The Conduct Of The People During This Long-Continued Drought
Was Remarkably Good.
The women parted with most of their ornaments
to purchase corn from more fortunate tribes.
The children scoured the country
in search of the numerous bulbs and roots which can sustain life,
and the men engaged in hunting. Very great numbers of the large game,
buffaloes, zebras, giraffes, tsessebes, kamas or hartebeests,
kokongs or gnus, pallahs, rhinoceroses, etc., congregated at some fountains
near Kolobeng, and the trap called "hopo" was constructed,
in the lands adjacent, for their destruction. The hopo consists of two hedges
in the form of the letter V, which are very high and thick near the angle.
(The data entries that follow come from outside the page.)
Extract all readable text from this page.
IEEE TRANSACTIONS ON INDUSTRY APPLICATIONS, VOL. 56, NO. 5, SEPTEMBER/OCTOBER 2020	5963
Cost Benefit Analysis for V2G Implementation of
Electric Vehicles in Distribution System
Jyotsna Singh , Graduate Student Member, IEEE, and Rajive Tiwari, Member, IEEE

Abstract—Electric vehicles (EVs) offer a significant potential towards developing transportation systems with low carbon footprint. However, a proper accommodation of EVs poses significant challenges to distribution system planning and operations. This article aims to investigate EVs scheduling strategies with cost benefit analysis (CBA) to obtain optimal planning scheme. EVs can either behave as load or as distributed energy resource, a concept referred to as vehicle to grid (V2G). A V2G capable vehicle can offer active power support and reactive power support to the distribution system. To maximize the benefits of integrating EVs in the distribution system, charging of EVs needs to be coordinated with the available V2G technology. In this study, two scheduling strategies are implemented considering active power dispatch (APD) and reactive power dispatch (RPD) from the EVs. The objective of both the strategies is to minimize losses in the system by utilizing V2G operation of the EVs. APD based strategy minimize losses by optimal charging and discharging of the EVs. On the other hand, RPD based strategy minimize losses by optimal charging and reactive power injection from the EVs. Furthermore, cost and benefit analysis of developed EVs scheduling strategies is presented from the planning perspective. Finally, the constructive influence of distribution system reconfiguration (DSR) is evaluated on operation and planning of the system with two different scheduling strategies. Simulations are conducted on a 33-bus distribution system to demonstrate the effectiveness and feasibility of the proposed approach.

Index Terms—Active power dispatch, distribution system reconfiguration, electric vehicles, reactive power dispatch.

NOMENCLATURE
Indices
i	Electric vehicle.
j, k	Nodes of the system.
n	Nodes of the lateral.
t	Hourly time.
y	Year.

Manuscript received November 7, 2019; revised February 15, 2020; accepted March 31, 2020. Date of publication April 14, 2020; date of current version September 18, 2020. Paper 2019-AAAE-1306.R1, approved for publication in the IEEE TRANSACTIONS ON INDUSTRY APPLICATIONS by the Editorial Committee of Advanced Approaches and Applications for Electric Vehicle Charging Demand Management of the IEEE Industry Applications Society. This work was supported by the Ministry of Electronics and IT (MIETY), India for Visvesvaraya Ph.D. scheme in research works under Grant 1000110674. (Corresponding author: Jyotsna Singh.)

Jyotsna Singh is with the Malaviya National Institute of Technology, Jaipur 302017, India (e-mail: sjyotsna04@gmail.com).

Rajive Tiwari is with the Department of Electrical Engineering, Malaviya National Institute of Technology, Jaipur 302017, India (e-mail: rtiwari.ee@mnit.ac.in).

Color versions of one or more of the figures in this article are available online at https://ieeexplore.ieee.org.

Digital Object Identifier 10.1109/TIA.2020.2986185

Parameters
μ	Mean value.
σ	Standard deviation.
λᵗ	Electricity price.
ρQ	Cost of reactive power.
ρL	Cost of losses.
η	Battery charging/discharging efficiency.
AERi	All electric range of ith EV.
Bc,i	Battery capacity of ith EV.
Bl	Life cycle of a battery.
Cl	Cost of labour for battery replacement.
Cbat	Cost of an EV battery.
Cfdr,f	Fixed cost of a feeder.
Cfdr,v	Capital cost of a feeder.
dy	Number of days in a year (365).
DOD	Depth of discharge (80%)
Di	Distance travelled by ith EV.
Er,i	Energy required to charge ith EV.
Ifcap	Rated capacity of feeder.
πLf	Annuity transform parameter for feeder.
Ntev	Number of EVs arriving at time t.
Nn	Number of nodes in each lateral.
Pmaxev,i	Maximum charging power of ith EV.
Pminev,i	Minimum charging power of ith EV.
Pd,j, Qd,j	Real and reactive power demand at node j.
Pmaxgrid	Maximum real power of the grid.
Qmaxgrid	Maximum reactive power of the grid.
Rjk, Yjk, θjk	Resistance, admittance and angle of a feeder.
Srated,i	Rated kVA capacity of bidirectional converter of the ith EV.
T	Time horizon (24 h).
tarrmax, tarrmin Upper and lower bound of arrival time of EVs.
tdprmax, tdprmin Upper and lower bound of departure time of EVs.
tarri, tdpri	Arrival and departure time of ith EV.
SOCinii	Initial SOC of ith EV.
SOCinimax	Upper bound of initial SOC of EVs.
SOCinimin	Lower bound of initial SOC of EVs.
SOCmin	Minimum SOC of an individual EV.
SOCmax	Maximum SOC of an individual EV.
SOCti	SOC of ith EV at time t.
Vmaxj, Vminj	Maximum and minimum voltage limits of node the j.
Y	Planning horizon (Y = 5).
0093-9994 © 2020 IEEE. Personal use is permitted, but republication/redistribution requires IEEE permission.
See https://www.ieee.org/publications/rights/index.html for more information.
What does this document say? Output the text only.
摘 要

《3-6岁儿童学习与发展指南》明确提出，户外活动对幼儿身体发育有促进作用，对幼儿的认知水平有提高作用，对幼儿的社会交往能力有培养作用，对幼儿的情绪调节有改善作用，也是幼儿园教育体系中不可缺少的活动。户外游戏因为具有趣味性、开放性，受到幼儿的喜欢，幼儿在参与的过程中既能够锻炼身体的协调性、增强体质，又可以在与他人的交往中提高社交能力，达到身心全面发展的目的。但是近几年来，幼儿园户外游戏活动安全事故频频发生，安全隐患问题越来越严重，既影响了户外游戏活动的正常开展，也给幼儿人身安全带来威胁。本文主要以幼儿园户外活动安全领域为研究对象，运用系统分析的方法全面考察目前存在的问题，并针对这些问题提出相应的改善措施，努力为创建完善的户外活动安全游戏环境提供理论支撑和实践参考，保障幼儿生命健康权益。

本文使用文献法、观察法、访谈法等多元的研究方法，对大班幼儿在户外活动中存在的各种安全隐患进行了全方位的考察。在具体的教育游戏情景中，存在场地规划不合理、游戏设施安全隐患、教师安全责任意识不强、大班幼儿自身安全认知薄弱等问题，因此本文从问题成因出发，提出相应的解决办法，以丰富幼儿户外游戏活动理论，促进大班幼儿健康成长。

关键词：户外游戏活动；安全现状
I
Instead of the hedges being joined there, they are made to form a lane
of about fifty yards in length, at the extremity of which a pit is formed,
six or eight feet deep, and about twelve or fifteen in breadth and length.
Trunks of trees are laid across the margins of the pit, and more especially
over that nearest the lane where the animals are expected to leap in,
and over that farthest from the lane where it is supposed
they will attempt to escape after they are in. The trees form
an overlapping border, and render escape almost impossible.
The whole is carefully decked with short green rushes, making the pit
like a concealed pitfall. As the hedges are frequently about a mile long,
and about as much apart at their extremities, a tribe making a circle
three or four miles round the country adjacent to the opening,
and gradually closing up, are almost sure to inclose a large body of game.
Driving it up with shouts to the narrow part of the hopo,
men secreted there throw their javelins into the affrighted herds,
and on the animals rush to the opening presented at the converging hedges,
and into the pit, till that is full of a living mass.